How to specify relative- and wildcard-paths in JSON Transformer node?

ekadagami · April 19, 2024, 3:35pm

The following example JSON structure is given:

{
  "membership" : [ {
    "number" : "1",
    "date" : "2023-12-01"
  } ],
  "addresses" : [ {
    "id" : "123",
    "company_name" : "xyz",
    "salutation" : "mr"
  },{
    "id" : "456",
    "company_name" : "dfg",
    "salutation" : "ms"
  } ]
}

Using a JSON Transformer Node, I would like to delete all (!) possible fields with “salutation”. The number of list fields is not fixed, so it is possible that “addresses” contains none, one or more elements.

This expression works, but only if addresses contains exactly one element.

[
{ "op": "remove", "path": "/membership" },
{ "op": "remove", "path": "/addresses/0/salutation" }
]

How do I formulate the expression correctly?

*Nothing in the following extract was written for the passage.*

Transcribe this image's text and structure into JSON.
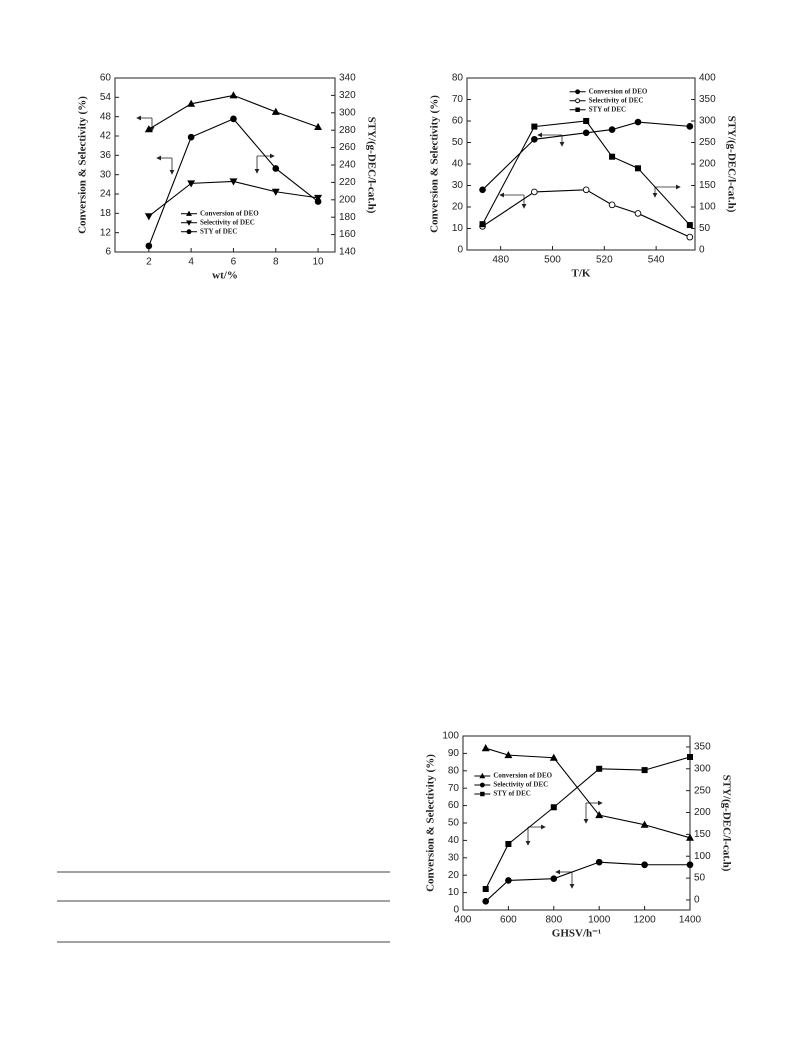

In any case, this one doesn’t work:

[
{ "op": "remove", "path": "/membership" },
{ "op": "remove", "path": "/addresses/*/salutation" }
]

If I interpret the RFC document correctly, then there are no wildcards and I can only specify absolute paths?

RFC 6902 - JavaScript Object Notation (JSON) Patch (ietf.org)

Should this be the case: How do I reach my goal? Normally I would specify a JSON path as follows, but unfortunately this does not work here…

$.addresses[*].salutation

takbb · April 19, 2024, 6:46pm

Hi @ekadagami , in truth I also cannot see a mechanism for using wildcards or regex within the JSON Patch syntax. Hopefully if such a syntax exists, somebody will chime in with it!

In the meantime, my only suggestion would be to transform the set of paths into a JSON Transformer patch script. That of course is perhaps easier said than done, so here is a (draft) component to try to do just that:

Here is a demo workflow using this component with your example json data:

ekadagami · April 20, 2024, 7:53am

That is an interesting approach. Since it had to be done quickly yesterday, I wrote a small Python script with which I can easily edit the nested JSON nodes. As always, my last resort.

import knime.scripting.io as knio
import json
import re
from pandas import DataFrame

# Convert the input ArrowSourceTable to a Pandas DataFrame
df: DataFrame = knio.input_tables[0].to_pandas()

def process_json(json_list):
    new_json_list = []
    # Regex pattern to clean phone numbers
    phone_pattern = re.compile(r'(?<!^\+)[^0-9]+')
    
    for item in json_list:
        # Check if item is in string format and convert to dictionary
        if isinstance(item, str):
            item = json.loads(item)
        
        # Remove keys
        keys_to_remove = ['salutation', 'title', 'id']
        for key in keys_to_remove:
            item.pop(key, None)
        
        # Rename 
        keys_to_rename = {
            'company_name': 'company',
            'is_main_address': 'default',
            'zip_code': 'zip',
            'phone_number': 'phone'
        }
        for old_key, new_key in keys_to_rename.items():
            if old_key in item:
                item[new_key] = item.pop(old_key)
        
        # Clean the 'phone' entry if it exists
        if 'phone' in item and item['phone'] is not None:
            item['phone'] = phone_pattern.sub('', item['phone'])
        
        # Append the modified dictionary to the new list
        new_json_list.append(item)
    
    # Serialize the list of dictionaries back to a string
    return json.dumps(new_json_list)

# Check if the 'addresses' column exists and apply the function
if 'addresses' in df.columns:
    df['addresses'] = df['addresses'].apply(process_json)

# Output the modified DataFrame
knio.output_tables[0] = knio.Table.from_pandas(df)

I noticed that Python scripts in KNIME cannot return complex data structures, so I had to serialize the list of dictionaries back to a string and use a string2JSON node afterwards. But that’s another story.

system · July 19, 2024, 7:53am

This topic was automatically closed 90 days after the last reply. New replies are no longer allowed.